For many carriers, especially those with tight margins or aging fleets, this is a more realistic and actionable path to green operations.
Looking Forward: What’s Next in AI Freight Coordination
As freight digitization accelerates, AI is evolving from a “nice-to-have” to a core operational requirement. Here’s what’s on the horizon:
Carbon-aware dispatching: AI that selects routes and loads not only for efficiency, but for carbon optimization
Federated learning across fleets: Shared intelligence that allows systems like TruckSync to improve collectively from usage across networks
I. Real-time ESG reporting: Automated sustainability metrics tied directly to load data and vehicle behavior
II. Elastic freight networks: AI creating dynamic, responsive networks of available capacity across regions
III. The carriers adopting these tools early are setting themselves up not just for compliance but for competitive dominance in a shifting market.
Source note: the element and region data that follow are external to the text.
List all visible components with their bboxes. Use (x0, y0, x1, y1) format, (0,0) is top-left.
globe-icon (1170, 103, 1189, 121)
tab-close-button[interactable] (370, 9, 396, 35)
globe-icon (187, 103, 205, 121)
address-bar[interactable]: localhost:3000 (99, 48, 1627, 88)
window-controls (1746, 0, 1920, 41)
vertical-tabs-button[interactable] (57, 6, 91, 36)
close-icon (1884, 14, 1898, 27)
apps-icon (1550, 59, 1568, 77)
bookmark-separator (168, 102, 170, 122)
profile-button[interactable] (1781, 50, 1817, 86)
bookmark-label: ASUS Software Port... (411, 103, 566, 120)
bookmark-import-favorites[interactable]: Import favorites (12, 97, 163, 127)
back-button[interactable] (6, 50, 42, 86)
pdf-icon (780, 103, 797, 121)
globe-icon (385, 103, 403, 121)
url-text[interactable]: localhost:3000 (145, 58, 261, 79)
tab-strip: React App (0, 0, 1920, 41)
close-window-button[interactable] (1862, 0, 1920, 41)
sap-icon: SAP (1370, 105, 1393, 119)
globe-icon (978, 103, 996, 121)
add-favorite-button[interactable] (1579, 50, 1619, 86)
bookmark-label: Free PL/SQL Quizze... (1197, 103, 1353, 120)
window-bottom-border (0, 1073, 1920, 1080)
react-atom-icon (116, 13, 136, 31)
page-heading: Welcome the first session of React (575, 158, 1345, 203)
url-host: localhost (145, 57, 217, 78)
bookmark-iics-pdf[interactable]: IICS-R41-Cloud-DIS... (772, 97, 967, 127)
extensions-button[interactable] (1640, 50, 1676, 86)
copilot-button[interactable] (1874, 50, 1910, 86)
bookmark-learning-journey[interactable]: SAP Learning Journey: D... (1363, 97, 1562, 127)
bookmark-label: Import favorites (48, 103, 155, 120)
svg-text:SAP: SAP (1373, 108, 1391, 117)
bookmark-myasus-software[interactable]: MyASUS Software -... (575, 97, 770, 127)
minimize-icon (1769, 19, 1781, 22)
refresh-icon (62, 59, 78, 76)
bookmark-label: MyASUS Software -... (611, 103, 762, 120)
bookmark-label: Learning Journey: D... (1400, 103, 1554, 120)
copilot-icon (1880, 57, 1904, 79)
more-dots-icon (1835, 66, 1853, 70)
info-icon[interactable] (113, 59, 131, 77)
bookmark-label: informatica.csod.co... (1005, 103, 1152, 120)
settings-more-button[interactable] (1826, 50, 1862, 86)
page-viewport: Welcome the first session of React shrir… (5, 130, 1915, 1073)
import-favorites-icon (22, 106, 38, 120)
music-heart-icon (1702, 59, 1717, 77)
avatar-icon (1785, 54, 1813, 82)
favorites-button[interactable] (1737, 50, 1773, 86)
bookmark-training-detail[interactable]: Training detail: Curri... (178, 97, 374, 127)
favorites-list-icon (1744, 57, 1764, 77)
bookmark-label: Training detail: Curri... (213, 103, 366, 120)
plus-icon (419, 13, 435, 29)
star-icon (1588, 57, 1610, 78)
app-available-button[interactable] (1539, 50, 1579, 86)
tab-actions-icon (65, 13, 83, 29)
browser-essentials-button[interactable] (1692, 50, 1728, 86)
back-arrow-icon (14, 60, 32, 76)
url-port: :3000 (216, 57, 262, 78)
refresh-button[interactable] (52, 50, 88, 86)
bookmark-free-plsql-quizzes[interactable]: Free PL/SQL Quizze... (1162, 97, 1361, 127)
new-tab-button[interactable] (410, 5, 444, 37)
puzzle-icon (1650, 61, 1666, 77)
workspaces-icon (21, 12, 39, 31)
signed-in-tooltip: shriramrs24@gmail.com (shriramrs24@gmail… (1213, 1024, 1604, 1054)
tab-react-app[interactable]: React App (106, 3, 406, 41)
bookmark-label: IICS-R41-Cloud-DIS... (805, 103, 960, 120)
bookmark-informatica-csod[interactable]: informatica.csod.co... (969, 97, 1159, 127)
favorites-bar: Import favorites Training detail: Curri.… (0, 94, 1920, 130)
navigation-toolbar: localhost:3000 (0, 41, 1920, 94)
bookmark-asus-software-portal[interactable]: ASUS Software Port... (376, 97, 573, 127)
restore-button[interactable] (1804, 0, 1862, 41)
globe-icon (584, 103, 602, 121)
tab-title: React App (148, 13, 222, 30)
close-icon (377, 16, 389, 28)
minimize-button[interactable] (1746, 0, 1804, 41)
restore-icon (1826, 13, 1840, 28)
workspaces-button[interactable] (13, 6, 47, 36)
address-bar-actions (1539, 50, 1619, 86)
Conclusion: AI Isn’t Replacing Trucks: It’s Empowering Them
The logistics world is at a tipping point. Emissions standards are tightening, shippers are demanding greener partners, and operational costs continue to rise. While everyone looks to electrification as the future, a quieter revolution is already delivering results.
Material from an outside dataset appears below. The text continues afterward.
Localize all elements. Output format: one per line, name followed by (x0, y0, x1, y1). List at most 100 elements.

Artificial intelligence is solving one of freight’s oldest inefficiencies empty miles by turning guesswork into coordination.
As Khomynskyi’s research into TruckSync illustrates, this approach works. It’s not hypothetical. It’s measurable. And it’s here now.
Sustainability isn’t always about changing what moves the truck. Sometimes, it’s about changing how the truck moves and why it moves at all.